All tournaments on the Women’s Tennis Association tour automatically follow the world rankings with their seedings. While players returning from lengthy absences can use “protected” rankings to enter tournaments – Williams is actually ranked joint No 1 alongside Simona Halep in Wimbledon’s official entry list – they are not used for seeding purposes.

However, the Grand Slam tournaments have the right to diverge from the rankings when deciding their seedings. Last month’s French Open, where Williams was unseeded, decided not to exercise that option, but Wimbledon has done so in the interests of producing what it calls a “balanced draw”.

If 36-year-old Williams had not been seeded she might have faced players like Halep, Petra Kvitova, Garbine Muguruza or her sister Venus in the first two rounds. The draw will be made on Friday.

It is not the first time in recent years that Wimbledon has “promoted” a player beyond her world ranking and some might argue that Williams should have been seeded much higher. John McEnroe, for example, believes that she should have been seeded “somewhere between one and 10, one and 16 at the worst”.

As the No 25 seed, Williams will potentially meet one of the world’s top eight players in the third round. Had she been seeded one place higher, at No 24, she would have swapped places with Maria Sharapova, who will instead have a theoretically easier match than her great rival in the third round.

Williams, who won Wimbledon two years ago but was absent in 2017 because of her pregnancy, reached the third round at the recent French Open, beating Kristyna Pliskova (then the world No 70), Ashleigh Barty (the world No 17) and Julia Goerges (world No 11) before having to withdraw before her scheduled meeting with Sharapova because of a pectoral muscle injury. She has not played since but has been practising at the All England Club this week.

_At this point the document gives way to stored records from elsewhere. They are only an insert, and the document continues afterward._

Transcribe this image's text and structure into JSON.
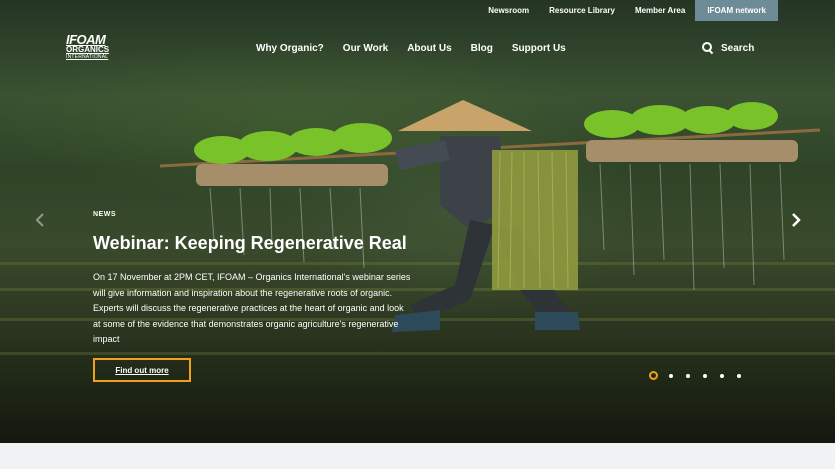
{
  "utility_nav": [
    "Newsroom",
    "Resource Library",
    "Member Area",
    "IFOAM network"
  ],
  "logo": {
    "line1": "IFOAM",
    "line2": "ORGANICS",
    "line3": "INTERNATIONAL"
  },
  "main_nav": [
    "Why Organic?",
    "Our Work",
    "About Us",
    "Blog",
    "Support Us"
  ],
  "search": {
    "label": "Search"
  },
  "hero": {
    "tag": "NEWS",
    "title": "Webinar: Keeping Regenerative Real",
    "description": "On 17 November at 2PM CET, IFOAM – Organics International's webinar series will give information and inspiration about the regenerative roots of organic. Experts will discuss the regenerative practices at the heart of organic and look at some of the evidence that demonstrates organic agriculture's regenerative impact",
    "cta": "Find out more"
  },
  "carousel": {
    "slides": 6,
    "active": 1
  },
  "colors": {
    "accent": "#f0a11a",
    "network_tab": "#6d8c97"
  }
}
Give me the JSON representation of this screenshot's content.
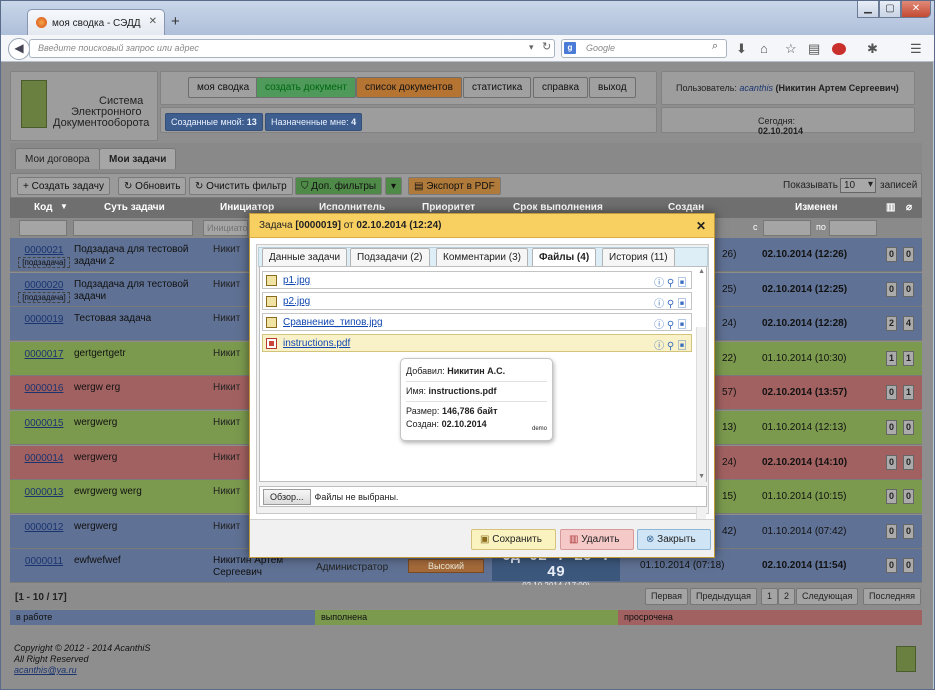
{
  "browser": {
    "tab_title": "моя сводка - СЭДД",
    "new_tab": "+",
    "url_placeholder": "Введите поисковый запрос или адрес",
    "search_placeholder": "Google",
    "search_badge": "g",
    "win_min": "▁",
    "win_max": "▢",
    "win_close": "✕"
  },
  "app": {
    "logo": {
      "line1": "Система",
      "line2": "Электронного",
      "line3": "Документооборота"
    },
    "menu": [
      "моя сводка",
      "создать документ",
      "список документов",
      "статистика",
      "справка",
      "выход"
    ],
    "counters": [
      {
        "label": "Созданные мной:",
        "value": "13"
      },
      {
        "label": "Назначенные мне:",
        "value": "4"
      }
    ],
    "user_prefix": "Пользователь:",
    "user_login": "acanthis",
    "user_name": "(Никитин Артем Сергеевич)",
    "today_label": "Сегодня:",
    "today_value": "02.10.2014",
    "page_tabs": [
      "Мои договора",
      "Мои задачи"
    ],
    "toolbar": {
      "create": "Создать задачу",
      "refresh": "Обновить",
      "clear": "Очистить фильтр",
      "filters": "Доп. фильтры",
      "export": "Экспорт в PDF",
      "show_label": "Показывать",
      "show_value": "10",
      "records": "записей"
    },
    "columns": {
      "code": "Код",
      "essence": "Суть задачи",
      "initiator": "Инициатор",
      "executor": "Исполнитель",
      "priority": "Приоритет",
      "deadline": "Срок выполнения",
      "created": "Создан",
      "changed": "Изменен"
    },
    "filter": {
      "initiator_placeholder": "Инициато",
      "from": "с",
      "to": "по"
    },
    "rows": [
      {
        "code": "0000021",
        "sub": "[подзадача]",
        "task": "Подзадача для тестовой задачи 2",
        "init": "Никити Серге",
        "cr": "26)",
        "edit": "02.10.2014 (12:26)",
        "c1": "0",
        "c2": "0",
        "color": "#5f7194"
      },
      {
        "code": "0000020",
        "sub": "[подзадача]",
        "task": "Подзадача для тестовой задачи",
        "init": "Никити Серге",
        "cr": "25)",
        "edit": "02.10.2014 (12:25)",
        "c1": "0",
        "c2": "0",
        "color": "#5f7194"
      },
      {
        "code": "0000019",
        "sub": "",
        "task": "Тестовая задача",
        "init": "Никити Серге",
        "cr": "24)",
        "edit": "02.10.2014 (12:28)",
        "c1": "2",
        "c2": "4",
        "color": "#5f7194"
      },
      {
        "code": "0000017",
        "sub": "",
        "task": "gertgertgetr",
        "init": "Никити Серге",
        "cr": "22)",
        "edit": "01.10.2014 (10:30)",
        "c1": "1",
        "c2": "1",
        "color": "#7b9a4e"
      },
      {
        "code": "0000016",
        "sub": "",
        "task": "wergw erg",
        "init": "Никити Серге",
        "cr": "57)",
        "edit": "02.10.2014 (13:57)",
        "c1": "0",
        "c2": "1",
        "color": "#a26161"
      },
      {
        "code": "0000015",
        "sub": "",
        "task": "wergwerg",
        "init": "Никити Серге",
        "cr": "13)",
        "edit": "01.10.2014 (12:13)",
        "c1": "0",
        "c2": "0",
        "color": "#7b9a4e"
      },
      {
        "code": "0000014",
        "sub": "",
        "task": "wergwerg",
        "init": "Никити Серге",
        "cr": "24)",
        "edit": "02.10.2014 (14:10)",
        "c1": "0",
        "c2": "0",
        "color": "#a26161"
      },
      {
        "code": "0000013",
        "sub": "",
        "task": "ewrgwerg werg",
        "init": "Никити Серге",
        "cr": "15)",
        "edit": "01.10.2014 (10:15)",
        "c1": "0",
        "c2": "0",
        "color": "#7b9a4e"
      },
      {
        "code": "0000012",
        "sub": "",
        "task": "wergwerg",
        "init": "Никити Серге",
        "cr": "42)",
        "edit": "01.10.2014 (07:42)",
        "c1": "0",
        "c2": "0",
        "color": "#5f7194"
      },
      {
        "code": "0000011",
        "sub": "",
        "task": "ewfwefwef",
        "init": "Никитин Артем Сергеевич",
        "cr": "01.10.2014 (07:18)",
        "edit": "02.10.2014 (11:54)",
        "c1": "0",
        "c2": "0",
        "color": "#5f7194",
        "executor": "Администратор",
        "priority": "Высокий",
        "timer": "0д 02 : 29 : 49",
        "timer_date": "02.10.2014 (17:00)"
      }
    ],
    "pager": {
      "range": "[1 - 10 / 17]",
      "first": "Первая",
      "prev": "Предыдущая",
      "p1": "1",
      "p2": "2",
      "next": "Следующая",
      "last": "Последняя"
    },
    "legend": {
      "work": "в работе",
      "done": "выполнена",
      "overdue": "просрочена"
    },
    "footer": {
      "l1": "Copyright © 2012 - 2014 AcanthiS",
      "l2": "All Right Reserved",
      "l3": "acanthis@ya.ru"
    }
  },
  "modal": {
    "title_prefix": "Задача",
    "title_code": "[0000019]",
    "title_from": "от",
    "title_date": "02.10.2014 (12:24)",
    "tabs": [
      {
        "label": "Данные задачи"
      },
      {
        "label": "Подзадачи",
        "count": "(2)"
      },
      {
        "label": "Комментарии",
        "count": "(3)"
      },
      {
        "label": "Файлы",
        "count": "(4)"
      },
      {
        "label": "История",
        "count": "(11)"
      }
    ],
    "files": [
      "p1.jpg",
      "p2.jpg",
      "Сравнение_типов.jpg",
      "instructions.pdf"
    ],
    "tooltip": {
      "added_label": "Добавил:",
      "added": "Никитин А.С.",
      "name_label": "Имя:",
      "name": "instructions.pdf",
      "size_label": "Размер:",
      "size": "146,786 байт",
      "created_label": "Создан:",
      "created": "02.10.2014",
      "tag": "demo"
    },
    "upload": {
      "browse": "Обзор...",
      "status": "Файлы не выбраны."
    },
    "buttons": {
      "save": "Сохранить",
      "delete": "Удалить",
      "close": "Закрыть"
    }
  }
}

Serena Williams has been seeded 25th for Wimbledon

Making Williams one of the 32 seeds means that the current world No 32, Dominika Cibulkova, misses out and could subsequently face top players in the first two rounds. Those who disagree with tournaments giving players a seeding above their ranking point out that it is unfair on a player like Cibulkova, who has worked hard for the last 12 months to earn her position in the world’s top 32.

Before the announcement of the seedings the Slovakian was not impressed at the prospect of being demoted to make way for Williams. “I don't think it's the right thing to do,” she said. “I think it's just not fair. I have tried and I should be seeded. If they put her in front of me then I will lose my spot that I am supposed to have.”

Williams reached the third round of the recent French Open

The US Open has already announced that players returning after pregnancy will not be “penalised” at this summer’s tournament, which looks certain to guarantee that Williams will be given a high seeding at Flushing Meadows. The Women’s Tennis Association is also reviewing its own policies on seedings with regard to returning mothers.

Williams’ inclusion is the only change from the world rankings in the women’s seedings. Halep is the No 1 seed, Caroline Wozniacki No 2, Muguruza No 3 sand Britain’s Johanna Konta No 22.

The men’s seedings are decided differently. Although the 32 highest ranked players are the seeds, their position can change when the All England Club apply a seedings formula which gives greater weight to grass-court results over the last two years.

Roger Federer, the defending champion, is therefore seeded No 1 despite having lost his place at the top of the world rankings this week to Rafael Nadal. Meanwhile Marin Cilic, the world No 5, is seeded No 3 on the strength of his recent grass-court results, including his run to last year’s Wimbledon final.